Senator Robert Kennedy is shot at the Ambassador Hotel in Los Angeles after winning the California presidential primary. Immediately after he announced to his cheering supporters that the country was ready to end its fractious divisions, Kennedy was shot several times by the 22-year-old Palestinian Sirhan Sirhan. He died a day later.
The summer of 1968 was a tempestuous time in American history. Both the Vietnam War and the anti-war movement were peaking. Martin Luther King Jr. had been assassinated in the spring, igniting riots across the country. In the face of this unrest, President Lyndon B. Johnson decided not to seek a second term in the upcoming presidential election. Robert Kennedy, John’s younger brother and former U.S. Attorney General, stepped into this breach and experienced a groundswell of support.

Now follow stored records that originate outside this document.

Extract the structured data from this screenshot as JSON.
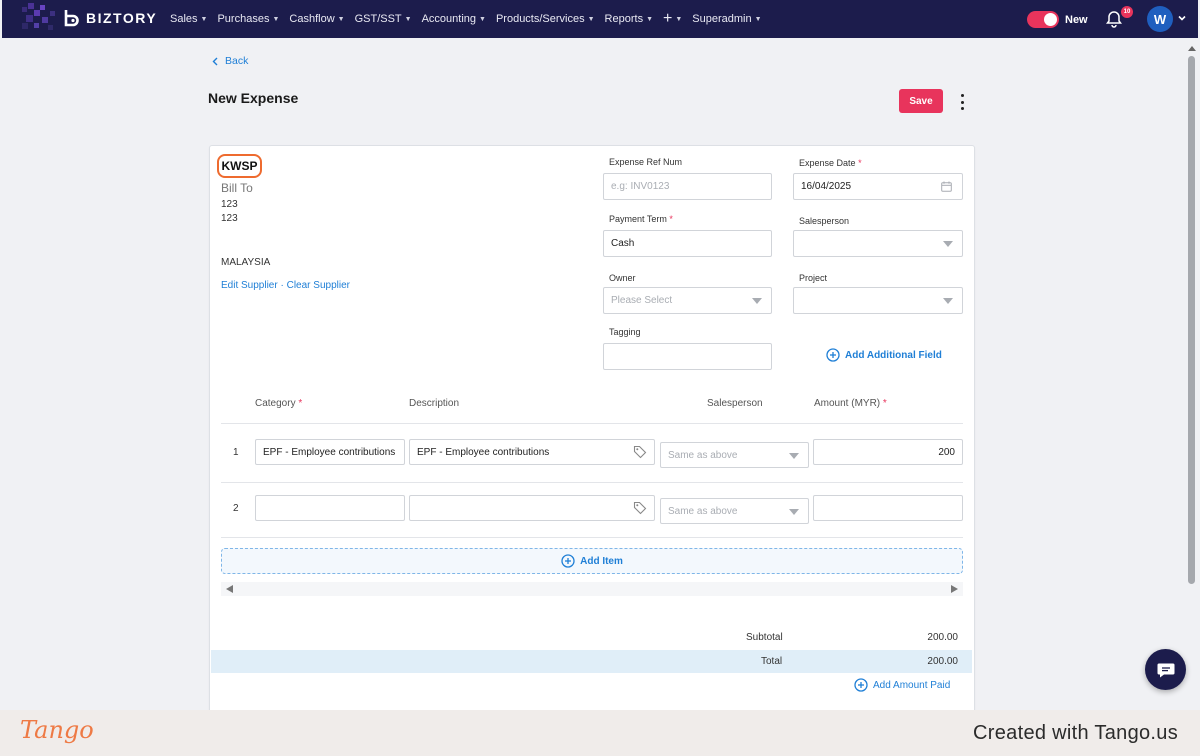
{
  "nav": {
    "brand": "BIZTORY",
    "menu": [
      {
        "label": "Sales",
        "caret": true
      },
      {
        "label": "Purchases",
        "caret": true
      },
      {
        "label": "Cashflow",
        "caret": true
      },
      {
        "label": "GST/SST",
        "caret": true
      },
      {
        "label": "Accounting",
        "caret": true
      },
      {
        "label": "Products/Services",
        "caret": true
      },
      {
        "label": "Reports",
        "caret": true
      },
      {
        "label": "+",
        "caret": true
      },
      {
        "label": "Superadmin",
        "caret": true
      }
    ],
    "toggle_label": "New",
    "toggle_on": true,
    "notification_count": "10",
    "avatar_initial": "W"
  },
  "page": {
    "back_label": "Back",
    "title": "New Expense",
    "save_label": "Save"
  },
  "supplier": {
    "name": "KWSP",
    "bill_to_label": "Bill To",
    "address_lines": [
      "123",
      "123"
    ],
    "country": "MALAYSIA",
    "edit_link": "Edit Supplier",
    "separator": "·",
    "clear_link": "Clear Supplier"
  },
  "fields": {
    "ref_num": {
      "label": "Expense Ref Num",
      "placeholder": "e.g: INV0123",
      "value": ""
    },
    "date": {
      "label": "Expense Date",
      "value": "16/04/2025",
      "required": "*"
    },
    "payment_term": {
      "label": "Payment Term",
      "value": "Cash",
      "required": "*"
    },
    "salesperson": {
      "label": "Salesperson",
      "value": ""
    },
    "owner": {
      "label": "Owner",
      "placeholder": "Please Select"
    },
    "project": {
      "label": "Project",
      "value": ""
    },
    "tagging": {
      "label": "Tagging",
      "value": ""
    },
    "add_field_label": "Add Additional Field"
  },
  "items": {
    "headers": {
      "category": "Category",
      "description": "Description",
      "salesperson": "Salesperson",
      "amount": "Amount (MYR)",
      "required": "*"
    },
    "rows": [
      {
        "num": "1",
        "category": "EPF - Employee contributions",
        "description": "EPF - Employee contributions",
        "salesperson": "Same as above",
        "amount": "200"
      },
      {
        "num": "2",
        "category": "",
        "description": "",
        "salesperson": "Same as above",
        "amount": ""
      }
    ],
    "add_item_label": "Add Item"
  },
  "summary": {
    "subtotal_label": "Subtotal",
    "subtotal": "200.00",
    "total_label": "Total",
    "total": "200.00",
    "add_paid_label": "Add Amount Paid"
  },
  "footer": {
    "logo": "Tango",
    "created": "Created with Tango.us"
  },
  "colors": {
    "nav_bg": "#1c1c4c",
    "accent": "#e8345c",
    "link": "#1f7fd6",
    "highlight": "#ee6b2f"
  }
}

Kennedy was perceived by many to be the only person in American politics capable of uniting the people. He was beloved by the minority community for his integrity and devotion to the civil rights cause. After winning California’s primary, Kennedy was in the position to receive the Democratic nomination and face off against Richard Nixon in the general election.

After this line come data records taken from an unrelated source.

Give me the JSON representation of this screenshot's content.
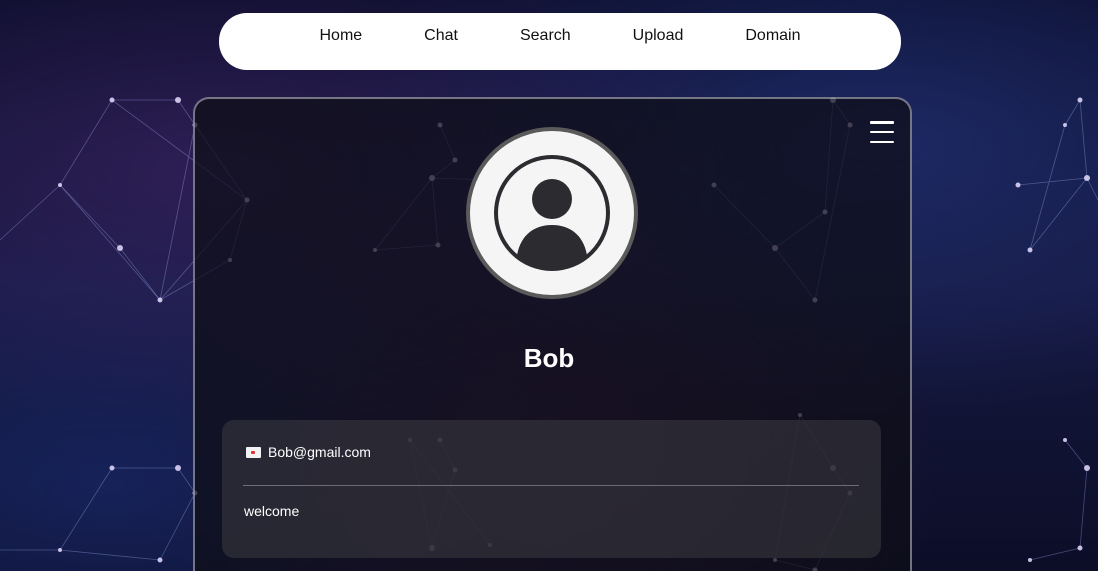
{
  "nav": {
    "items": [
      {
        "label": "Home"
      },
      {
        "label": "Chat"
      },
      {
        "label": "Search"
      },
      {
        "label": "Upload"
      },
      {
        "label": "Domain"
      }
    ]
  },
  "profile": {
    "avatar_icon": "user-avatar-icon",
    "name": "Bob",
    "email": "Bob@gmail.com",
    "email_icon": "envelope-icon",
    "bio": "welcome"
  },
  "menu": {
    "icon": "hamburger-menu-icon"
  },
  "colors": {
    "navbar_bg": "#ffffff",
    "card_bg": "#0e0e16",
    "text": "#ffffff",
    "avatar_border": "#5a5a5a"
  }
}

As star athletes Rafer Johnson and Roosevelt Grier accompanied Kennedy out a rear exit of the Ambassador Hotel, Sirhan Sirhan stepped forward with a rolled up campaign poster, hiding his .22 revolver. He was only a foot away when he fired several shots at Kennedy. Grier and Johnson wrestled Sirhan to the ground, but not before five bystanders were wounded. Grier was distraught afterward and blamed himself for allowing Kennedy to be shot.
Sirhan, who was born in Palestine, confessed to the crime at his trial and received a death sentence on March 3, 1969. However, since the California State Supreme Court invalidated all death penalty sentences in 1972, Sirhan has spent the rest of his life in prison. According to the New York Times, he has since said that he believed Kennedy was “instrumental” in the oppression of Palestinians. Hubert Humphrey ended up running for the Democrats in 1968, but lost by a small margin to Nixon.